A first source gas containing a metal element and a halogen element and a second source gas containing another element different from the metal element and hydrogen are supplied to the substrate while exhausting the space in which the substrate exists. The first step of supplying so that at least some of the supply periods of
After the first step, a removing step of removing the first source gas, the second source gas, and the by-products generated in the first step from the space where the substrate exists,
A second step of supplying a reaction gas containing nitrogen to the substrate while exhausting the space where the substrate exists after the removing step;
A method of manufacturing a semiconductor device, comprising the step of forming a film containing the metal element, the other element, and nitrogen on the substrate by performing a cycle in which the above steps are performed non-simultaneously a predetermined number of times.   The method of manufacturing a semiconductor device according to claim 1, wherein in the first step, the supply of the first source gas and the supply of the second source gas are simultaneously started.   The method of manufacturing a semiconductor device according to claim 1, wherein in the first step, the supply of the first source gas is started before the supply of the second source gas.   The method of manufacturing a semiconductor device according to claim 1, wherein in the first step, the supply of the first source gas and the supply of the second source gas are stopped at the same time.   4. The method of manufacturing a semiconductor device according to claim 1, wherein in the first step, the supply of the first source gas is stopped before the supply of the second source gas.

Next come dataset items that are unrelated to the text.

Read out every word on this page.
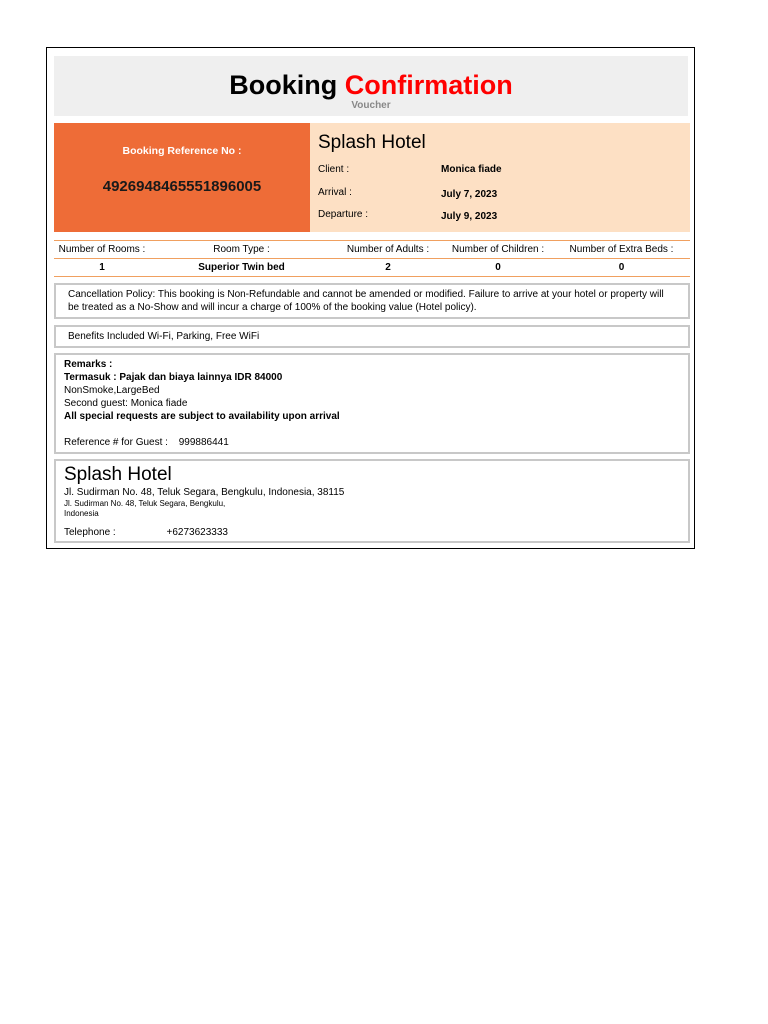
Booking Confirmation
Voucher
Booking Reference No :
4926948465551896005
Splash Hotel
Client :	Monica fiade
Arrival :	July 7, 2023
Departure :	July 9, 2023
Number of Rooms :	Room Type :	Number of Adults :	Number of Children :	Number of Extra Beds :
1	Superior Twin bed	2	0	0
Cancellation Policy: This booking is Non-Refundable and cannot be amended or modified. Failure to arrive at your hotel or property will be treated as a No-Show and will incur a charge of 100% of the booking value (Hotel policy).
Benefits Included Wi-Fi, Parking, Free WiFi
Remarks :
Termasuk : Pajak dan biaya lainnya IDR 84000
NonSmoke,LargeBed
Second guest: Monica fiade
All special requests are subject to availability upon arrival
Reference # for Guest : 999886441
Splash Hotel
Jl. Sudirman No. 48, Teluk Segara, Bengkulu, Indonesia, 38115
Jl. Sudirman No. 48, Teluk Segara, Bengkulu,
Indonesia
Telephone :	+6273623333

The first source gas is a Ti-containing gas containing Ti as the metal element,
The second raw material gas is a Si-containing gas containing Si as the other element,
The method of manufacturing a semiconductor device according to claim 1, wherein a TiSiN film is formed on the substrate.   The method for manufacturing a semiconductor device according to claim 6, wherein the Ti-containing gas further contains at least one selected from the group consisting of Cl, F, Br, and I. A processing chamber containing the substrate,
A gas for supplying a first source gas containing a metal element and a halogen element, a second source gas containing another element different from the metal element and hydrogen, and a reaction gas containing nitrogen to the substrate in the processing chamber. Supply system,
An exhaust system for exhausting the processing chamber,
A first process in which the first source gas and the second source gas are supplied to the substrate while exhausting the processing chamber so that at least a part of respective supply periods thereof overlaps; After that, a removal process of removing the first source gas, the second source gas, and a by-product generated in the first process from the process chamber, and exhausting the process chamber after the removal process. However, a film containing the metal element, the other element, and nitrogen is formed on the substrate by performing a cycle of performing the second process of supplying the reaction gas non-simultaneously on the substrate a predetermined number of times. A controller configured to control the gas supply system and the exhaust system to form
A substrate processing apparatus comprising. In the processing chamber of the substrate processing apparatus,
A first source gas containing a metal element and a halogen element and a second source gas containing another element different from the metal element and hydrogen with respect to the substrate accommodated in the processing chamber while exhausting the processing chamber. And a first procedure of supplying so that at least a part of each supply period overlaps,
After the first procedure, a removal procedure for removing the first source gas, the second source gas, and the by-products generated in the first procedure from the processing chamber,
A second step of supplying a reaction gas containing nitrogen to the substrate while exhausting the processing chamber after the removal step;
A program for causing the substrate processing apparatus to execute a procedure of forming a film containing the metal element, the other element, and nitrogen on the substrate by performing a cycle of performing the above-described non-simultaneously a predetermined number of times.